Microsoft finally realized standards and interoperability was the future. They also realized that a requirement of being able to extract profit in that future was having power to influence standards.

Consequently, open source tools (and more importantly, the dev/user share that comes with them) get Microsoft votes. Either explicitly or via mind share.

And when it's a corporate priority or matter of survival, they use those votes to advance Microsoft's interest.

We've seen this with Chrome / web standards for years now. Most of the time it's good for users, but sometimes it's just that important to corporate reveneue.




I mean MS basically invented leveraging market share to drive web standards. IE was famous for flaunting W3C and implementing things their own way, much to the chagrin of web developers even to this day. It's the kind of behavior which got their hand slapped for anti-trust in the 90's.

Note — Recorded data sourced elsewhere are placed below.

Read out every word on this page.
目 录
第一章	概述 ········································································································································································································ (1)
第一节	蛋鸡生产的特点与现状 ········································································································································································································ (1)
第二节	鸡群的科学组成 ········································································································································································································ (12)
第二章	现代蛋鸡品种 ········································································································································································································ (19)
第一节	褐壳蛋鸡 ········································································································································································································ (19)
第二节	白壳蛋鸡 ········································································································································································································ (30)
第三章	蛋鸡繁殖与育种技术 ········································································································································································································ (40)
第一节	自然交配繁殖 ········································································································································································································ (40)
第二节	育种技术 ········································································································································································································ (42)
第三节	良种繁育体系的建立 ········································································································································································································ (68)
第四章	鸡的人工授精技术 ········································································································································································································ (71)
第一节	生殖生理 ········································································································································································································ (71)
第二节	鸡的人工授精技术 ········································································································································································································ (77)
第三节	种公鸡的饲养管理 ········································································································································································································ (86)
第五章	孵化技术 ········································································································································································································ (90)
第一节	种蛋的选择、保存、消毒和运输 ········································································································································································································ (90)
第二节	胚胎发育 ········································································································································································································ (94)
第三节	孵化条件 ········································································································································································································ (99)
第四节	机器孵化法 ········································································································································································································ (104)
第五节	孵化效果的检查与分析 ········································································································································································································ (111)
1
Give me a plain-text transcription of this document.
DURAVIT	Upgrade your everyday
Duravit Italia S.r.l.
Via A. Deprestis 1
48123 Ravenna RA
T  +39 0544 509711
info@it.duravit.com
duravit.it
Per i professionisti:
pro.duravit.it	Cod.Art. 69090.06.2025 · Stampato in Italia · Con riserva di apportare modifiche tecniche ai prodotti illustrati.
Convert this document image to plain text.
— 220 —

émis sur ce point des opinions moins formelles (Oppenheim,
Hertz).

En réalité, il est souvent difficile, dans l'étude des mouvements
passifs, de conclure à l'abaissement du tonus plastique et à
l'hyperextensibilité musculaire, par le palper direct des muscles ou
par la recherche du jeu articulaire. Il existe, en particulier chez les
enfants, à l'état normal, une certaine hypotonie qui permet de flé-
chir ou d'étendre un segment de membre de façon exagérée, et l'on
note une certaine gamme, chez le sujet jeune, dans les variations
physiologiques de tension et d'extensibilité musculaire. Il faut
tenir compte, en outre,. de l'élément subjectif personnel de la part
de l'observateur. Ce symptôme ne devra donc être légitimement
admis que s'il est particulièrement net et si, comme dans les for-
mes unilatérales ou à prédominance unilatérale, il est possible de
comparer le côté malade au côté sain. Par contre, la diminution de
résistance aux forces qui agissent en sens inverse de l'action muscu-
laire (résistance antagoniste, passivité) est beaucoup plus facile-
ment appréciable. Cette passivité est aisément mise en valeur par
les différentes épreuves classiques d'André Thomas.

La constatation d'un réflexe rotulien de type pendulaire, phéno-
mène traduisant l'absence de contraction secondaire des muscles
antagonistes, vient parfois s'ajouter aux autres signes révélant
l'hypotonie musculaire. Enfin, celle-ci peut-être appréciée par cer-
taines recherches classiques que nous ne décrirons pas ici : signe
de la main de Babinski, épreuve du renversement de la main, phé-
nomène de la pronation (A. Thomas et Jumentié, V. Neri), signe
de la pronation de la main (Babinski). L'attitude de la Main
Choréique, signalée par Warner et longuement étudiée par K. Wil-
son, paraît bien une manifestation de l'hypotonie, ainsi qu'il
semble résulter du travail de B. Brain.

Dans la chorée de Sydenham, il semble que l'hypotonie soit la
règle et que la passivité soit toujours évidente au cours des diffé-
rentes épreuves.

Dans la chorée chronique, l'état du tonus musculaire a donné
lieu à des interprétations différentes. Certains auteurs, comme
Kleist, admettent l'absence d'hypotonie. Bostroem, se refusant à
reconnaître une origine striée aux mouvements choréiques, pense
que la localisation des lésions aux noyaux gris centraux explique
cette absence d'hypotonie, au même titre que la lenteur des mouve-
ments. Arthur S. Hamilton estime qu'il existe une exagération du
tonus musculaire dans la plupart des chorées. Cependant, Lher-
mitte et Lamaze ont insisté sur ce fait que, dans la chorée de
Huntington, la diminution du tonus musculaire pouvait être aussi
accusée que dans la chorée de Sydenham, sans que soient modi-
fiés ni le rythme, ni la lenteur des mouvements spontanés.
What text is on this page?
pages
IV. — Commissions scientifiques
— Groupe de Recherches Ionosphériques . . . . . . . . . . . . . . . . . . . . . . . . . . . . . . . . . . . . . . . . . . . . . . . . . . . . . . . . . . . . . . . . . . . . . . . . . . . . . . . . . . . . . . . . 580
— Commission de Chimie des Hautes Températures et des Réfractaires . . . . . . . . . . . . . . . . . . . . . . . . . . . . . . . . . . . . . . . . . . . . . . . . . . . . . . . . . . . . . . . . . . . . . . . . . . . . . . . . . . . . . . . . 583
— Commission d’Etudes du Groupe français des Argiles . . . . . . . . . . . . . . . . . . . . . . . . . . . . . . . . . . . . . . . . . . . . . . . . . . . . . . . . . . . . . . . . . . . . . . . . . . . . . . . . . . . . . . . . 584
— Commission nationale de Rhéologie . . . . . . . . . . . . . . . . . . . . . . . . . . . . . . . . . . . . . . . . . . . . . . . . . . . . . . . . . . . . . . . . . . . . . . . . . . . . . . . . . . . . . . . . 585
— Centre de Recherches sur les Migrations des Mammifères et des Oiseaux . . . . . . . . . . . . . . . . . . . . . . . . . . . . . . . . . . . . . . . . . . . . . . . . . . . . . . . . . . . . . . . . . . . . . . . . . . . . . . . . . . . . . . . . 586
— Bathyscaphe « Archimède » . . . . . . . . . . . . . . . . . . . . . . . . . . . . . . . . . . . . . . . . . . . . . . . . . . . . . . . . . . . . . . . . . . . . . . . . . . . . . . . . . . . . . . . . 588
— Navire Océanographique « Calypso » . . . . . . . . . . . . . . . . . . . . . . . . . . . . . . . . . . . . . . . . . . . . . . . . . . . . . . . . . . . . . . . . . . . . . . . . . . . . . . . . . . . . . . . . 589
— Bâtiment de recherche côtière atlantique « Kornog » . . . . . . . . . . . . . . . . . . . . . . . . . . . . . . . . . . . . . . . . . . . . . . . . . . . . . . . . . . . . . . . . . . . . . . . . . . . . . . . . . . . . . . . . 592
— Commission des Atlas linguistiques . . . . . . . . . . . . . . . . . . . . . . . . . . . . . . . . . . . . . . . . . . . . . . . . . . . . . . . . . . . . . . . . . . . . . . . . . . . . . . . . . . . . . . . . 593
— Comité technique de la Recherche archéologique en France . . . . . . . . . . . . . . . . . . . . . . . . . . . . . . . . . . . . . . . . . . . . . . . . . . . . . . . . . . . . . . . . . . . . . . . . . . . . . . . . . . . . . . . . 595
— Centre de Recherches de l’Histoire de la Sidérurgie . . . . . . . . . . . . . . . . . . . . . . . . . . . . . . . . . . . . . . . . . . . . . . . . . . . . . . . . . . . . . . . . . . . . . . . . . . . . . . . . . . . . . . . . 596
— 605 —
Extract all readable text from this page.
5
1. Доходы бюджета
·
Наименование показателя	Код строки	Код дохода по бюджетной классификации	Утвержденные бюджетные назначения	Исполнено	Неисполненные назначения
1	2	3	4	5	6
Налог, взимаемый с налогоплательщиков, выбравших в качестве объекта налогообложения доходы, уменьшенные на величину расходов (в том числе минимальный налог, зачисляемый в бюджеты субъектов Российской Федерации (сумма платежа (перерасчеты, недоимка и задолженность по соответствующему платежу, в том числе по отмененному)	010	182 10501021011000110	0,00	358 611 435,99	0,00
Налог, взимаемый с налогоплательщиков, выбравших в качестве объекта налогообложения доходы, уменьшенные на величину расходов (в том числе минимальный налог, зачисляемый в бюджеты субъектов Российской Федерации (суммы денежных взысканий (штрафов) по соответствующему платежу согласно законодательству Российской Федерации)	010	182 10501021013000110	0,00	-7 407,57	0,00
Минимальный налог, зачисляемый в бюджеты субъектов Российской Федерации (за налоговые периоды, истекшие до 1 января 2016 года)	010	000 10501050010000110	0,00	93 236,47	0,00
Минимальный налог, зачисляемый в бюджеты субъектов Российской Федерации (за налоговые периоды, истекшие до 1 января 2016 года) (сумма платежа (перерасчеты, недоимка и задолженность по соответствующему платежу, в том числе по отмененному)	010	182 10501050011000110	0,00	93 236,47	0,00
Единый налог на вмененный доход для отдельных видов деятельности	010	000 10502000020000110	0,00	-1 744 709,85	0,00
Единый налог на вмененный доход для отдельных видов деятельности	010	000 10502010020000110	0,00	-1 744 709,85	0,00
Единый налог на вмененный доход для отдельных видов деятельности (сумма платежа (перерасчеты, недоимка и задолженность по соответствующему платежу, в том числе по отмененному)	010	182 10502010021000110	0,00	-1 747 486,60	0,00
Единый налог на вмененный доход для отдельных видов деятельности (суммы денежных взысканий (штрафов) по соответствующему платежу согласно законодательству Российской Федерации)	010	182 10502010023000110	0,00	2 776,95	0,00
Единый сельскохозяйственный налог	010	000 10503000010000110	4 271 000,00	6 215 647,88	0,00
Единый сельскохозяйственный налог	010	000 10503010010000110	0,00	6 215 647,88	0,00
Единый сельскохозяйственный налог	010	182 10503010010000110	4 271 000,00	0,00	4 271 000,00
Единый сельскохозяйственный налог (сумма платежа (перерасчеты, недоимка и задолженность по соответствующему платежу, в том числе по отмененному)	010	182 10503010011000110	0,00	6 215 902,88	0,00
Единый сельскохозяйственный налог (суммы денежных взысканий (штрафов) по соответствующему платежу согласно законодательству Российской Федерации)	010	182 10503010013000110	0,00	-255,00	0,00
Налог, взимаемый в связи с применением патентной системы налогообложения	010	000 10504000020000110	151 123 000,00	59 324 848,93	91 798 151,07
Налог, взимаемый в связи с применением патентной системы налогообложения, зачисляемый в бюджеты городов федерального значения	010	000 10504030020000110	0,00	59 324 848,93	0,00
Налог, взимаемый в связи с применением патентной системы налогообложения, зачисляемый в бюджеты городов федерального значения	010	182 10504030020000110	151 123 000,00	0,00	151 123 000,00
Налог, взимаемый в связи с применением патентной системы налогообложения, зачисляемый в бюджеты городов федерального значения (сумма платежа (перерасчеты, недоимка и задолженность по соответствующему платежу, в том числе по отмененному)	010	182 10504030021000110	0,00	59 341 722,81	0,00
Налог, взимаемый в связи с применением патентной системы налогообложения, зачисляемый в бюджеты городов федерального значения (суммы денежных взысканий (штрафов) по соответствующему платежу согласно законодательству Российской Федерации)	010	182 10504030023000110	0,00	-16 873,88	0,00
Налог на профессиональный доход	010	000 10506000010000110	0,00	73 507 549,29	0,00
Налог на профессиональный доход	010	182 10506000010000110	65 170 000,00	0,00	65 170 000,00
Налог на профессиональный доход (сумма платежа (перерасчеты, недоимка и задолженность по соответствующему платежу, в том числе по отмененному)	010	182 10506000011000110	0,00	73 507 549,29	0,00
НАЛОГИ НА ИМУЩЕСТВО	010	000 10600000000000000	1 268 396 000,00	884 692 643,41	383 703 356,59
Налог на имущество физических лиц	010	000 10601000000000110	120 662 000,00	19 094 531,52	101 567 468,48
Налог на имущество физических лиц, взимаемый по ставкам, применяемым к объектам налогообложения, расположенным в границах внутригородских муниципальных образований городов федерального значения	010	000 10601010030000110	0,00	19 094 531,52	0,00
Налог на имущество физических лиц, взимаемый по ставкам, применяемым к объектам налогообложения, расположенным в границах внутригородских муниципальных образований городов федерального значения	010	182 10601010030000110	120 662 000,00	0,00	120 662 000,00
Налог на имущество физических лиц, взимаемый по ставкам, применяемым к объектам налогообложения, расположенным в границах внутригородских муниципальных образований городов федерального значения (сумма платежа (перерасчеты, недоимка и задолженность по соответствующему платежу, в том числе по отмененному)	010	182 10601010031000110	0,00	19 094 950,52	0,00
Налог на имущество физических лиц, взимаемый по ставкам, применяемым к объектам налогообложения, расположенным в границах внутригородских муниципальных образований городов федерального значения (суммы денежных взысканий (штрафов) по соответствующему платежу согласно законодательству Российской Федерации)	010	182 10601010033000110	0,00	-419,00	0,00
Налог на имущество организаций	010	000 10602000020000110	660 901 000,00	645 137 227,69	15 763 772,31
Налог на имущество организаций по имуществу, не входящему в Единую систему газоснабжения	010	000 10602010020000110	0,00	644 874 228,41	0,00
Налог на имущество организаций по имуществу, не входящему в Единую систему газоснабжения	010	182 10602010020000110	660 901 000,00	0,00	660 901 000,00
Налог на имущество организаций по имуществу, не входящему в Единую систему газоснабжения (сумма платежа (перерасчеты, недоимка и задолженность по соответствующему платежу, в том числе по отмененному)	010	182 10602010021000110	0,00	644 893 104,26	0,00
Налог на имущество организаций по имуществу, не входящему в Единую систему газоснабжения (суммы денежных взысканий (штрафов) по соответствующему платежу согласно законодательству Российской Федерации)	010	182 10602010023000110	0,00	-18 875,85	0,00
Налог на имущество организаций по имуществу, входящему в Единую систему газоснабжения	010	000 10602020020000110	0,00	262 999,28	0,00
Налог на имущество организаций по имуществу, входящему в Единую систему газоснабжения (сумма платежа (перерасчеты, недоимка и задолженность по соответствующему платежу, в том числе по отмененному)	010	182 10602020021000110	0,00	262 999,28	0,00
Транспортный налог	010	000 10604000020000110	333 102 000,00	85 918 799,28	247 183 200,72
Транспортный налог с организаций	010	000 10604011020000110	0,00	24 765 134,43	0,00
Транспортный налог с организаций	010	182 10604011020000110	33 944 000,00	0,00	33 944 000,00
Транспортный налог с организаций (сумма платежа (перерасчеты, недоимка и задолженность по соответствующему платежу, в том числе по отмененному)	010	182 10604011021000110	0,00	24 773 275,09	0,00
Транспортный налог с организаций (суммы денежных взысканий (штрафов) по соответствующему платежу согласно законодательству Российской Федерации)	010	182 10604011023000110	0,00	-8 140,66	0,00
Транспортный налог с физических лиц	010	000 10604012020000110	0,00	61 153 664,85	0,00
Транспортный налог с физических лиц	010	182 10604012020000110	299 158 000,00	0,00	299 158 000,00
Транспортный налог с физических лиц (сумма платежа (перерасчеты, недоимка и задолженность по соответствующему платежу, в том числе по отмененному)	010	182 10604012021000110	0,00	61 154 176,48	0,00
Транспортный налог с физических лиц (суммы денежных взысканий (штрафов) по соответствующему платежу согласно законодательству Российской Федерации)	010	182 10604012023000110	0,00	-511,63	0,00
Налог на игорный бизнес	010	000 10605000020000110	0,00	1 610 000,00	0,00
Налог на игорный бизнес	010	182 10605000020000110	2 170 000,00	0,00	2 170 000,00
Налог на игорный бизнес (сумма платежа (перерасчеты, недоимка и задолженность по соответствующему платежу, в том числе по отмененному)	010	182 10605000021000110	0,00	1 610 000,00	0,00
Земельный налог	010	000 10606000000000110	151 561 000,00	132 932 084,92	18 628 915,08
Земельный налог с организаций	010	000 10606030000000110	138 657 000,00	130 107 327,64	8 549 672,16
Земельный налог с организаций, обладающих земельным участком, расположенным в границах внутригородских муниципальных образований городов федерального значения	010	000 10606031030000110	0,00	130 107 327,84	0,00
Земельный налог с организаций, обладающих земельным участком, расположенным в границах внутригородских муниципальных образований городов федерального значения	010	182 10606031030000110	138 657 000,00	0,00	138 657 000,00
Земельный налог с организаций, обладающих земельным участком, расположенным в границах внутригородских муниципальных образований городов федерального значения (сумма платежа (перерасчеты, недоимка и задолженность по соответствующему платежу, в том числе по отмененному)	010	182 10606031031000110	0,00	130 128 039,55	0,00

It's hard to say it's "copying google", it's more of a return to form now that the regulatory environment seems to have relaxed on anti-trust.


IMHO, it seems like revisionist history to say Microsoft was flaunting W3C changes and implementing things in their own way.

Granted, early versions of IE made a hash of the standards that did exist, and didn't place an emphasis on compliance.

But the more accurate phrasing would be "W3C wasn't prepared for web adoption, and wasn't as agile as the early web needed."

People forget we wouldn't have gotten AJAX and descendents without IE's non-standard XMLHttpRequest support.


I'm old enough to remember web development in the early 2000's, and I don't think I am the one revising history ;)


That makes two of us. But if your takeaway from the 90s was 'W3C was in the right and timely, and MS decided to go another way just because,' then we have very different memories.